Opinion
570119/08.
Decided July 13, 2009.
Defendant appeals from an order of the Civil Court of the City of New York, Bronx County (Sharon A.M. Aarons, J.), entered November 28, 2007, which, upon preclusion of defendant's expert testimony, directed a verdict in favor of plaintiff.
Appeal from order (Sharon A.M. Aarons, J.), entered November 28, 2007, is deemed an appeal from a judgment (same court and Judge), entered August 18, 2008, and so considered, judgment reversed, with $25 costs, and matter remanded for further proceedings.
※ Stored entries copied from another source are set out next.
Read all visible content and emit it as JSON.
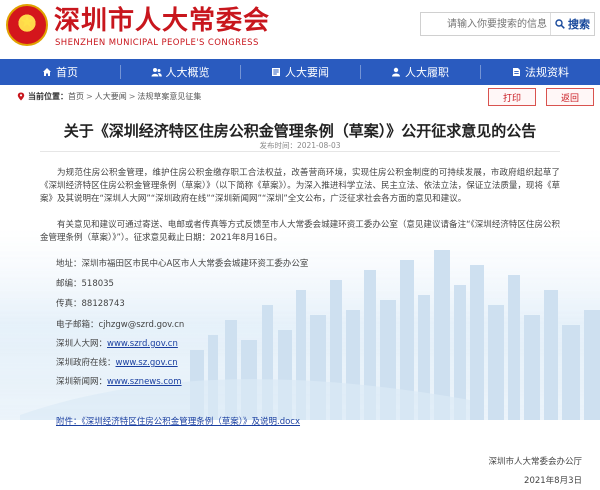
{
  "header": {
    "title": "深圳市人大常委会",
    "subtitle": "SHENZHEN MUNICIPAL PEOPLE'S CONGRESS",
    "brand_color": "#c8161d"
  },
  "search": {
    "placeholder": "请输入你要搜索的信息",
    "button_label": "搜索"
  },
  "nav": {
    "bg_color": "#2a5bbf",
    "items": [
      {
        "label": "首页",
        "icon": "home-icon"
      },
      {
        "label": "人大概览",
        "icon": "people-icon"
      },
      {
        "label": "人大要闻",
        "icon": "news-icon"
      },
      {
        "label": "人大履职",
        "icon": "duty-icon"
      },
      {
        "label": "法规资料",
        "icon": "document-icon"
      }
    ]
  },
  "breadcrumb": {
    "label": "当前位置：",
    "items": [
      "首页",
      "人大要闻",
      "法规草案意见征集"
    ],
    "separator": ">"
  },
  "actions": {
    "print": "打印",
    "back": "返回"
  },
  "article": {
    "title": "关于《深圳经济特区住房公积金管理条例（草案）》公开征求意见的公告",
    "date": "发布时间：2021-08-03",
    "paragraph1": "为规范住房公积金管理，维护住房公积金缴存职工合法权益，改善营商环境，实现住房公积金制度的可持续发展，市政府组织起草了《深圳经济特区住房公积金管理条例（草案）》（以下简称《草案》）。为深入推进科学立法、民主立法、依法立法，保证立法质量，现将《草案》及其说明在“深圳人大网”“深圳政府在线”“深圳新闻网”“深圳”全文公布，广泛征求社会各方面的意见和建议。",
    "paragraph2": "有关意见和建议可通过寄送、电邮或者传真等方式反馈至市人大常委会城建环资工委办公室（意见建议请备注“《深圳经济特区住房公积金管理条例（草案）》”）。征求意见截止日期：2021年8月16日。",
    "address": "地址：深圳市福田区市民中心A区市人大常委会城建环资工委办公室",
    "postcode": "邮编：518035",
    "fax": "传真：88128743",
    "email": "电子邮箱：cjhzgw@szrd.gov.cn",
    "links": [
      {
        "label": "深圳人大网：",
        "url": "www.szrd.gov.cn"
      },
      {
        "label": "深圳政府在线：",
        "url": "www.sz.gov.cn"
      },
      {
        "label": "深圳新闻网：",
        "url": "www.sznews.com"
      }
    ],
    "attachment": "附件：《深圳经济特区住房公积金管理条例（草案）》及说明.docx",
    "signature": "深圳市人大常委会办公厅",
    "sign_date": "2021年8月3日"
  }
}
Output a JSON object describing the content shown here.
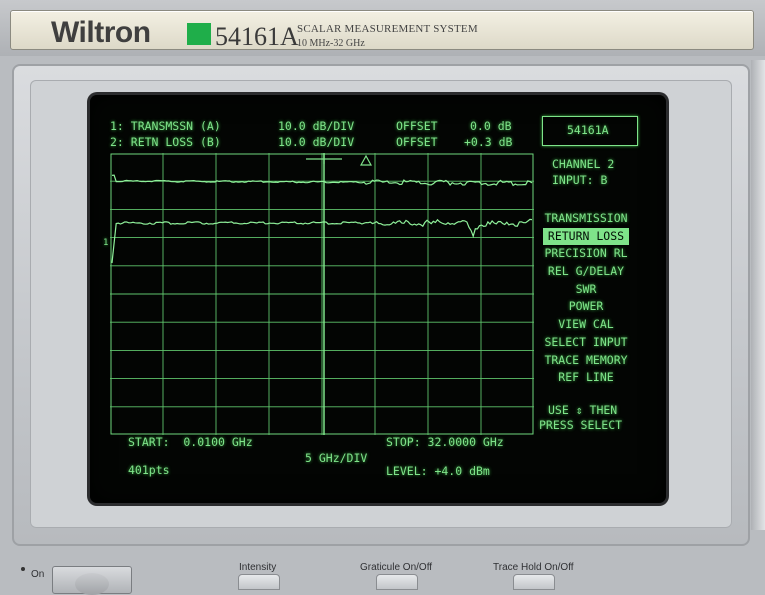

PRESENT: McKeon, P.J., Schoenfeld, Heitler, JJ.
In this action to recover first party no-fault benefits, defendant's medical expert should have been permitted to testify, since the expert witness "would be subject to full cross-examination and his testimony as to lack of medical necessity would be limited to the basis for denial set forth in the original peer review report" ( Home Care Orthos. Med. Supply v American Mfrs. Mut. Ins. Co., 14 Misc 3d 139[A], 2007 NY Slip Op 50302[U] [2007]; see also Spruce Med. and Diagnostic, P.C. v Lumbermen's Mut. Cas. Co., 15 Misc 3d 143[A], 2007 NY Slip Op 51104[U] [2007]). Nor is defendant's expert precluded from testifying because his opinion may have been based, at least in part, on his review of the assignor's medical records prepared by plaintiff ( Home Care Orthos. Med. Supply v American Mfrs. Mut. Ins. Co., 14 Misc 3d 139[A], 2007 NY Slip Op 50302[U] [2007]) or medical records prepared by other physicians and submitted to defendant, relating to treatment provided to the assignor for injuries arising from the same motor vehicle accident.
THIS CONSTITUTES THE DECISION AND ORDER OF THE COURT.